The Hughes Science Pipeline Project

presents

 

Distinguished Women in Science: A Lecture Series 

 

Genomic Imprinting and Mammalian development: A Genetic Arms Race 
 

by Shirley Tilghman

Howard Hughes Medical Institute

and Department of Molecular Biology, Princeton University  

  

16 April 1997

Sulzberger Parlor, Barnard College

 

Genomic imprinting is an epigenetic phenomenon by which the two parental alleles of a gene are differentially expressed. As of 1997 there are at least twenty genes known to be subject to genomic imprinting in mammals: five genes are maternally expressed and the remainder are paternally expressed. The laboratory has been studying the mechanism of genomic imprinting at a cluster of imprinting genes on the distal end of mouse Chromosome 7. At one end of the cluster are three genes that are exclusively expressed from the maternal chromosome. In the middle of the cluster are two paternally expressed genes encoding the growth factors insulin and insulin-like growth factor II (IGFII). At the far end of the cluster lies the H19 gene, an unusual gene that codes for a non-translatable RNA whose expression is exclusively maternal.

     

      The clustering of five imprinted genes raised the possibility that imprinting, like X chromosome inactivation, is controlled by a signal or signals which can act over large distances and multiple genes. To date there is little evidence to support this notion. However the laboratory has established a mechanistic link between the expression of H19,Igf-2 and Ins-2 that relies on a competition between their promoters for a set of shared enhancers. The competition is regulated by a region of extensive paternal-specific DNA methylation on the H19. A possible role for the H19 gene product itself in imprinting has been excluded by the analysis of a null allele of H19 that shows no disruption in the imprinting process.

 

     With a growing list of imprinted genes in hand, the challenge is now to determine the function of allelic inactivation by imprinting.
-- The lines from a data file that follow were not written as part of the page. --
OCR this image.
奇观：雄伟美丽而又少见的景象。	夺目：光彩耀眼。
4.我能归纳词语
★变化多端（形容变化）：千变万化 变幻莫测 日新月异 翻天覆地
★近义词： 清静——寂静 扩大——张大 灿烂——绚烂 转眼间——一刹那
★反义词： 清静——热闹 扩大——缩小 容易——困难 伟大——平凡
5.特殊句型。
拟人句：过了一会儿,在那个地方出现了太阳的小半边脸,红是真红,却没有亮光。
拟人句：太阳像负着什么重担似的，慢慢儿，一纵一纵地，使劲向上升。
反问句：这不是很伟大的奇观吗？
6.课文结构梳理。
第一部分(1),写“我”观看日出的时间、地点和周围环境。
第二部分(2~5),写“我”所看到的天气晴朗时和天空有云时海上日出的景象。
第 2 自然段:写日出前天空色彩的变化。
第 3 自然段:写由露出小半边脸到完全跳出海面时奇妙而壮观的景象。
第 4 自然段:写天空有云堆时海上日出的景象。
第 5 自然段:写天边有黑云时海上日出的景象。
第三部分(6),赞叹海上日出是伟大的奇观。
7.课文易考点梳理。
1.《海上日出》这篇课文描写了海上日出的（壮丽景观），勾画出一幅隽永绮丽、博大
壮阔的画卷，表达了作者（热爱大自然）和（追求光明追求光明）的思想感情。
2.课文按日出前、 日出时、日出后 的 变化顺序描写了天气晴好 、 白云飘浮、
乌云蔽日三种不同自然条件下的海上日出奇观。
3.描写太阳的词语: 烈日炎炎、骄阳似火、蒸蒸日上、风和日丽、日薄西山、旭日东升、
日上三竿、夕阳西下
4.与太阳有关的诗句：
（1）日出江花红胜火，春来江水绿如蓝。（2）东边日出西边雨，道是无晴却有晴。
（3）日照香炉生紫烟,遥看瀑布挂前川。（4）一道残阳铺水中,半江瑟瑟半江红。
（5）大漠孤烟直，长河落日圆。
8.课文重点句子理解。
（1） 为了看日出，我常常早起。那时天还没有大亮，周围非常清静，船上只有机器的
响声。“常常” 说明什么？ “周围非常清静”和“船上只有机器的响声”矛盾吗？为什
The function presumably must confer some selective advantage to the organism, as it must counterbalance the obvious attendant risk of hemizygosity. Several explanations have been proposed for the acquisition of genomic imprinting in eutherian mammals. To date the most compelling model has been provided by David Haig and his colleagues who suggest that imprinting evolved in mammals because of the conflicting interests of maternal and paternal genomes within a litter. In mammals, which are primarily non-monogamous, the mother provides significant maternal resources to the offspring both during intra-uterine life as well as during suckling after birth. Successful passage of paternal genes into the next generation is best ensured by having the embryos consume maternal resources, even if by so doing the fitness of her future litters is compromised. The mother's interests are best served by distributing her resources more equitably among litters. According to this model, the two parents have silenced or imprinted different sets of growth-promoting and growth-restricting genes in order to accomplish their differing reproductive goals.